Laura Michaelis

Laura Michaelis

University of Colorado Boulder

Serving a Slice of Time: Unifying Tense, Aspect and Modality with Aspectual Constructions 

Summary

To paraphrase the Bard, some verbs are born states and some have stativity thrust upon them. In this talk, I outline a selection-based model of stative type-shifts. This is an enriched version of the framework proposed in Michaelis 2011. This model has the virtues of testability (it is based on recognized stativity diagnostics) and compositionality: unlike a set-theoretic approach (De Swart 1998, 2003), this one roots aspectual meaning in lexical-semantic representation and lexical combinatorics (as mediated by constructions). According to this model, inspired by Bickel (1997), stativizing constructions not only denote states but also select states in the Aktionsart representations of verbs with which they combine. I take Aktionsart representations to consist of states, transitions and state-transition combinations (event chains). A transition is defined relative to a prior or subsequent state, so all intervals that adjoin a transition, including those preceding onset transitions and those following offset transitions, are states, which I will refer to as rests. Because selection can target any rest in an event chain—initial, final or intermediate—it finds states within Aktionsart representations where none have previously been assumed to exist. For this reason, I will show, selection provides a transparent account of a wide variety of stative type shifts, including those that yield progressive, play-by-play, performative, perfect, futurate present and habitual/generic construals of dynamic verbs. I will argue that by viewing stative type-shifts as the products of construction-verb interaction, we can explain: (1) the relationship between a verb's input and output representations, (2) how tenses permute Aktionsart representations, and (3) the functions of the so-called relative past-tense (Declerck 1990, 1995).

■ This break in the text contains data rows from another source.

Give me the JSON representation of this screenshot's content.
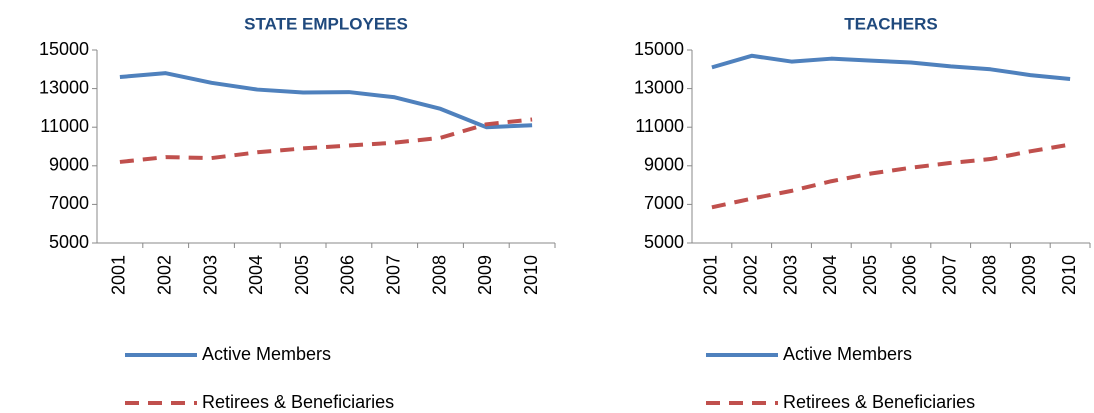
{
  "chart_data": [
    {
      "type": "line",
      "title": "STATE EMPLOYEES",
      "categories": [
        "2001",
        "2002",
        "2003",
        "2004",
        "2005",
        "2006",
        "2007",
        "2008",
        "2009",
        "2010"
      ],
      "series": [
        {
          "name": "Active Members",
          "color": "#4f81bd",
          "dash": false,
          "values": [
            13600,
            13800,
            13300,
            12950,
            12800,
            12820,
            12550,
            11950,
            11000,
            11100
          ]
        },
        {
          "name": "Retirees & Beneficiaries",
          "color": "#c0504d",
          "dash": true,
          "values": [
            9200,
            9450,
            9400,
            9700,
            9900,
            10050,
            10200,
            10450,
            11150,
            11400
          ]
        }
      ],
      "ylim": [
        5000,
        15000
      ],
      "yticks": [
        5000,
        7000,
        9000,
        11000,
        13000,
        15000
      ],
      "legend": "bottom"
    },
    {
      "type": "line",
      "title": "TEACHERS",
      "categories": [
        "2001",
        "2002",
        "2003",
        "2004",
        "2005",
        "2006",
        "2007",
        "2008",
        "2009",
        "2010"
      ],
      "series": [
        {
          "name": "Active Members",
          "color": "#4f81bd",
          "dash": false,
          "values": [
            14100,
            14700,
            14400,
            14550,
            14450,
            14350,
            14150,
            14000,
            13700,
            13500
          ]
        },
        {
          "name": "Retirees & Beneficiaries",
          "color": "#c0504d",
          "dash": true,
          "values": [
            6850,
            7300,
            7700,
            8200,
            8600,
            8900,
            9150,
            9350,
            9750,
            10100
          ]
        }
      ],
      "ylim": [
        5000,
        15000
      ],
      "yticks": [
        5000,
        7000,
        9000,
        11000,
        13000,
        15000
      ],
      "legend": "bottom"
    }
  ]
}
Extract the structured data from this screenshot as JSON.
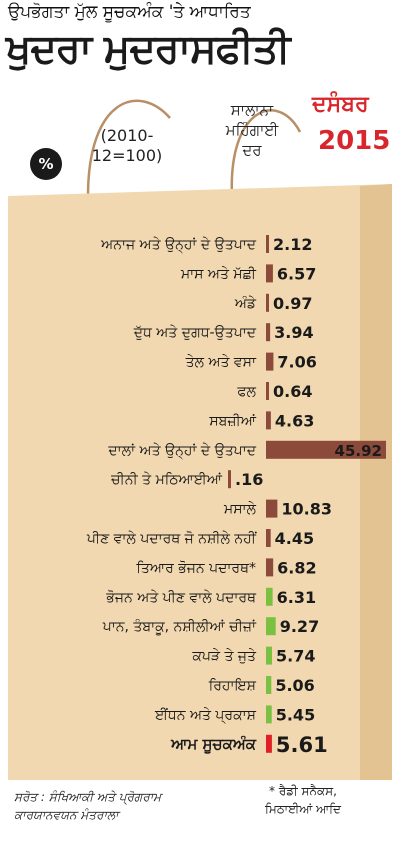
{
  "header": {
    "subtitle": "ਉਪਭੋਗਤਾ ਮੁੱਲ ਸੂਚਕਅੰਕ 'ਤੇ ਆਧਾਰਿਤ",
    "title": "ਖੁਦਰਾ ਮੁਦਰਾਸਫੀਤੀ",
    "percent_symbol": "%",
    "base_period": "(2010-12=100)",
    "yearly_label": "ਸਾਲਾਨਾ ਮਹਿੰਗਾਈ ਦਰ",
    "month": "ਦਸੰਬਰ",
    "year": "2015"
  },
  "footer": {
    "source": "ਸਰੋਤ : ਸੰਖਿਆਕੀ ਅਤੇ ਪ੍ਰੋਗਰਾਮ ਕਾਰਯਾਨਵਯਨ ਮੰਤਰਾਲਾ",
    "note": "* ਰੈਡੀ ਸਨੈਕਸ, ਮਿਠਾਈਆਂ ਆਦਿ"
  },
  "colors": {
    "bag": "#f1d8b0",
    "bag_edge": "#e2c391",
    "bar_brown": "#8b4a3a",
    "bar_green": "#7ac142",
    "bar_red": "#e21e26",
    "accent_red": "#d8262c"
  },
  "chart_data": {
    "type": "bar",
    "orientation": "horizontal",
    "title": "ਖੁਦਰਾ ਮੁਦਰਾਸਫੀਤੀ",
    "categories": [
      "ਅਨਾਜ ਅਤੇ ਉਨ੍ਹਾਂ ਦੇ ਉਤਪਾਦ",
      "ਮਾਸ ਅਤੇ ਮੱਛੀ",
      "ਅੰਡੇ",
      "ਦੁੱਧ ਅਤੇ ਦੁਗਧ-ਉਤਪਾਦ",
      "ਤੇਲ ਅਤੇ ਵਸਾ",
      "ਫਲ",
      "ਸਬਜ਼ੀਆਂ",
      "ਦਾਲਾਂ ਅਤੇ ਉਨ੍ਹਾਂ ਦੇ ਉਤਪਾਦ",
      "ਚੀਨੀ ਤੇ ਮਠਿਆਈਆਂ",
      "ਮਸਾਲੇ",
      "ਪੀਣ ਵਾਲੇ ਪਦਾਰਥ ਜੋ ਨਸ਼ੀਲੇ ਨਹੀਂ",
      "ਤਿਆਰ ਭੋਜਨ ਪਦਾਰਥ*",
      "ਭੋਜਨ ਅਤੇ ਪੀਣ ਵਾਲੇ ਪਦਾਰਥ",
      "ਪਾਨ, ਤੰਬਾਕੂ, ਨਸ਼ੀਲੀਆਂ ਚੀਜ਼ਾਂ",
      "ਕਪੜੇ ਤੇ ਜੁਤੇ",
      "ਰਿਹਾਇਸ਼",
      "ਈਂਧਨ ਅਤੇ ਪ੍ਰਕਾਸ਼",
      "ਆਮ ਸੂਚਕਅੰਕ"
    ],
    "values": [
      2.12,
      6.57,
      0.97,
      3.94,
      7.06,
      0.64,
      4.63,
      45.92,
      0.16,
      10.83,
      4.45,
      6.82,
      6.31,
      9.27,
      5.74,
      5.06,
      5.45,
      5.61
    ],
    "value_labels": [
      "2.12",
      "6.57",
      "0.97",
      "3.94",
      "7.06",
      "0.64",
      "4.63",
      "45.92",
      ".16",
      "10.83",
      "4.45",
      "6.82",
      "6.31",
      "9.27",
      "5.74",
      "5.06",
      "5.45",
      "5.61"
    ],
    "groups": [
      "brown",
      "brown",
      "brown",
      "brown",
      "brown",
      "brown",
      "brown",
      "brown",
      "brown",
      "brown",
      "brown",
      "brown",
      "green",
      "green",
      "green",
      "green",
      "green",
      "red"
    ],
    "xlim": [
      0,
      46
    ],
    "legend": "none",
    "grid": false
  }
}
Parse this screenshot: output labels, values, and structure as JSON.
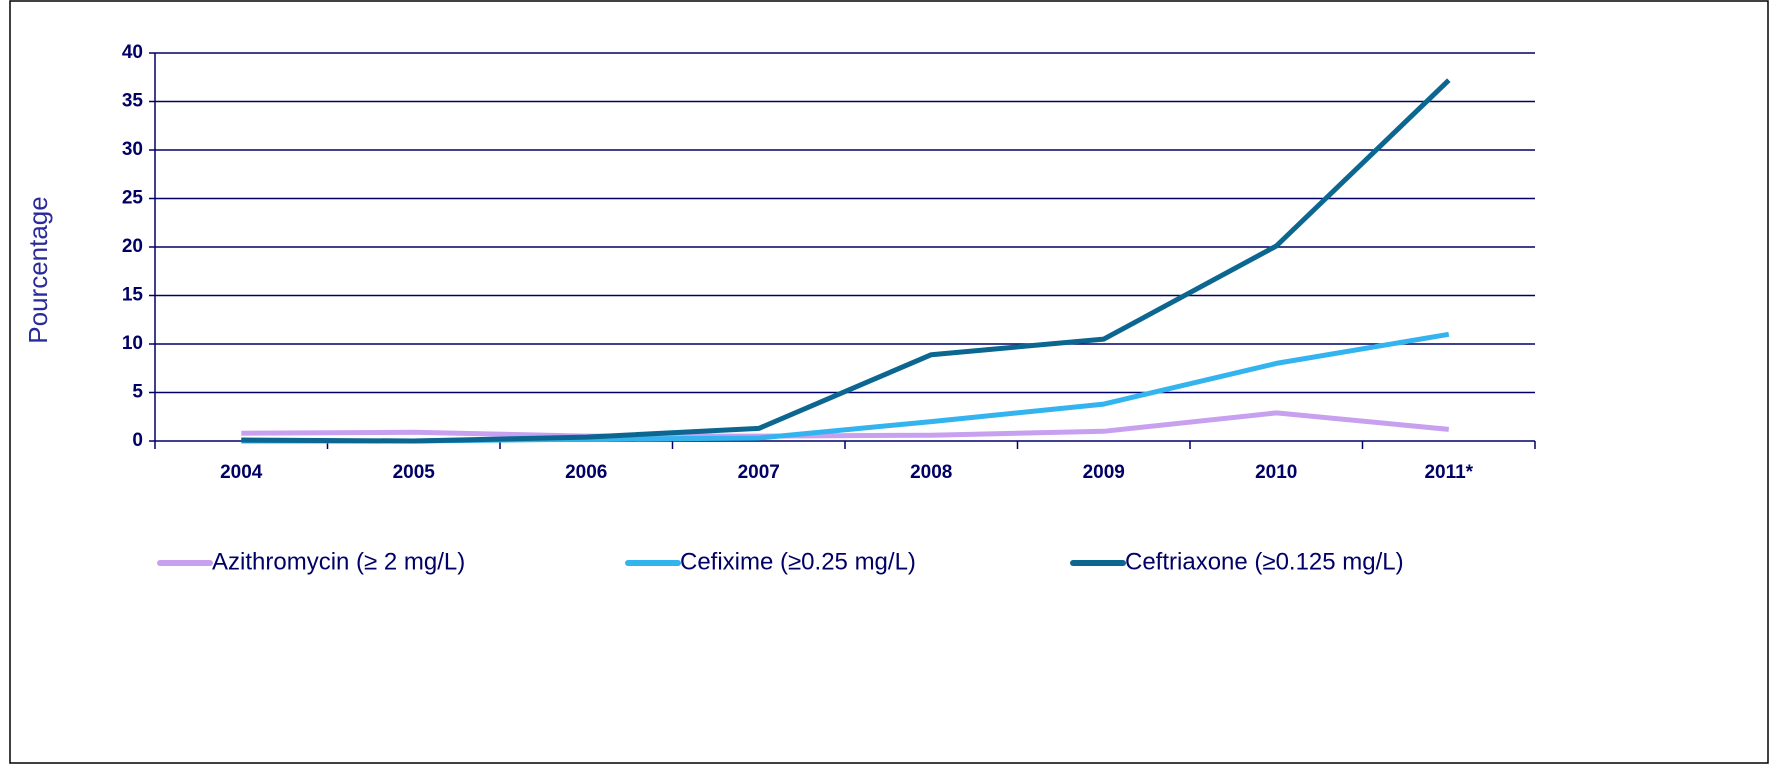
{
  "chart_data": {
    "type": "line",
    "y_label": "Pourcentage",
    "categories": [
      "2004",
      "2005",
      "2006",
      "2007",
      "2008",
      "2009",
      "2010",
      "2011*"
    ],
    "series": [
      {
        "name": "Azithromycin (≥ 2 mg/L)",
        "color": "#c8a0f0",
        "values": [
          0.8,
          0.9,
          0.5,
          0.5,
          0.6,
          1.0,
          2.9,
          1.2
        ]
      },
      {
        "name": "Cefixime (≥0.25 mg/L)",
        "color": "#33b4ee",
        "values": [
          0,
          0,
          0.2,
          0.3,
          2.0,
          3.8,
          8.0,
          11.0
        ]
      },
      {
        "name": "Ceftriaxone  (≥0.125 mg/L)",
        "color": "#0b6690",
        "values": [
          0.1,
          0,
          0.4,
          1.3,
          8.9,
          10.5,
          20.1,
          37.2
        ]
      }
    ],
    "ylim": [
      0,
      40
    ],
    "yticks": [
      0,
      5,
      10,
      15,
      20,
      25,
      30,
      35,
      40
    ],
    "grid": true,
    "legend": "bottom"
  }
}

I will argue that modal predications have the properties of reported-speech contexts and thus that the temporal reference of modal constructions can be represented by the same selection mechanism used to describe the tense-aspect interface. 

Short biography

Laura Michaelis is a Professor of Linguistics, affiliated faculty in the Department of Classics and a Faculty Fellow in the Institute of Cognitive Science at the University of Colorado Boulder. She received her PhD in Linguistics in 1993 at the University of California, Berkeley, writing a thesis on aspect under the direction of Charles J. Fillmore. Her research specializations include the tense-aspect interface, corpus syntax, syntactic innovation, idiomatic meaning, the discourse-syntax interface, etymology and Latin syntax and semantics. She is also one of the leading developers of Construction Grammar, as well as its formalized extension, Sign Based Construction Grammar. Her work has appeared in the journals LanguageStudies in LanguageLinguistics and PhilosophyJournal of Semantics, Corpora and Cognitive Linguistics, among other outlets. She is the author of Aspectual Grammar and Past-Time Reference (1998) and, with Josef Ruppenhofer, Beyond Alternations (2001), as well as co-editor of the 2003 volume Mismatch: Form-Function Incongruity and the Architecture of Grammar (with Elaine Francis). She is one of the founding editors of the interdisciplinary Cambridge University Press journal Language and Cognition. She has held visiting research appointments at Cambridge University and UC Berkeley's International Computer Science Institute.